L'automne des fruits (6:4–8:4)

La petite fiancée est devenue femme accomplie, la plus belle des reines, rayonnante de la beauté de son royal époux. Ils dansent ensemble «Reviens, reviens, Sulamithe! Reviens, reviens, afin que nous te regardions. -Qu'avez-vous à regarder la Sulamithe Comme une danse de deux choeurs?». Ses amies ne la reconnaissent plus «Qui est celle qui apparaît comme l'aurore, Belle comme la lune, pure comme le soleil, Mais terrible comme des troupes sous leurs bannières?» .

Elle vient de s'engager librement et totalement dans la mission de son mari «Je ne sais, mais mon désir m'a rendue semblable Aux chars de mon noble peuple.»

Ils sont UN maintenant et partent ensemble - «Je suis à mon bien-aimé, Et ses désirs se portent vers moi. Viens, mon bien-aimé, sortons dans les champs, Demeurons dans les villages! Dès le matin nous irons aux vignes, Nous verrons si la vigne pousse, si la fleur s'ouvre, Si les grenadiers fleurissent. Là je te donnerai mon amour.»
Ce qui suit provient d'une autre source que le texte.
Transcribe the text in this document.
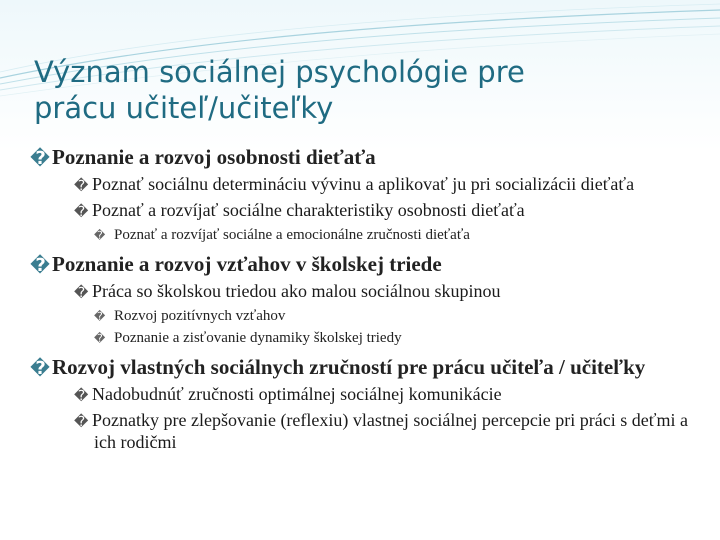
Význam sociálnej psychológie pre
prácu učiteľ/učiteľky
�Poznanie a rozvoj osobnosti dieťaťa
� Poznať sociálnu determináciu vývinu a aplikovať ju pri socializácii dieťaťa
� Poznať a rozvíjať sociálne charakteristiky osobnosti dieťaťa
� Poznať a rozvíjať sociálne a emocionálne zručnosti dieťaťa
�Poznanie a rozvoj vzťahov v školskej triede
� Práca so školskou triedou ako malou sociálnou skupinou
� Rozvoj pozitívnych vzťahov
� Poznanie a zisťovanie dynamiky školskej triedy
�Rozvoj vlastných sociálnych zručností pre prácu učiteľa / učiteľky
� Nadobudnúť zručnosti optimálnej sociálnej komunikácie
� Poznatky pre zlepšovanie (reflexiu) vlastnej sociálnej percepcie pri práci s deťmi a ich rodičmi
Et même maintenant, elle travaille seule pour lui «Les mandragores répandent leur parfum, Et nous avons à nos portes tous les meilleurs fruits, Nouveaux et anciens: Mon bien-aimé, je les ai gardés pour toi.»



Notre petite bergère est devenue reine. Ses qualités, sa beauté, la lumière dont elle rayonne sont reconnues par tous ceux qui l'approchent. Elle provoque l'admiration mais aucune jalousie. Étonnamment cette épouse a aussi un aspect redoutable. L'allusion aux guerriers, aux chars peut poser question. Au passage notons le nom qui lui est donné ici : Sulamithe c'est vraisemblablement le féminin de Salomon ou cela peut aussi désigner les partisans de Salomon. Elle a pris le nom de son mari. Ce nom vient de shalom : la paix. Comme ce couple de danseurs est admirable et combien est touchante l'admiration de l'époux pour l'épouse. Leurs sentiments ont encore évolué. Il la désire sexuellement comme le suggèrent la description de son corps, les plantes et les fruits mentionnés. Il veut la connaître au sens hébraïque du terme. Non pas l'avoir rencontrée ou en avoir entendu parler mais la pénétrer sexuellement (Adam connu Eve). Mais ce couple ne restent pas replié sur son bonheur. C'est elle maintenant qui lui rappelle qu'il faut sortir, sans compter sa peine pour voir où en est la vigne, surveiller la maturation des fruits. Ils vivent pleinement cette devise de St Exupery « aimer, ce n'est pas se regarder l'un, l'autre, c'est regarder ensemble dans la même direction ». Notons encore ce souhait de l'épouse «Oh! Que n'es-tu mon frère, Allaité des mamelles de ma mère! Je te rencontrerais dehors, je t'embrasserais, Et l'on ne me mépriserait pas.» En public, on se sentait plus libre avec un frère qu'avec un époux.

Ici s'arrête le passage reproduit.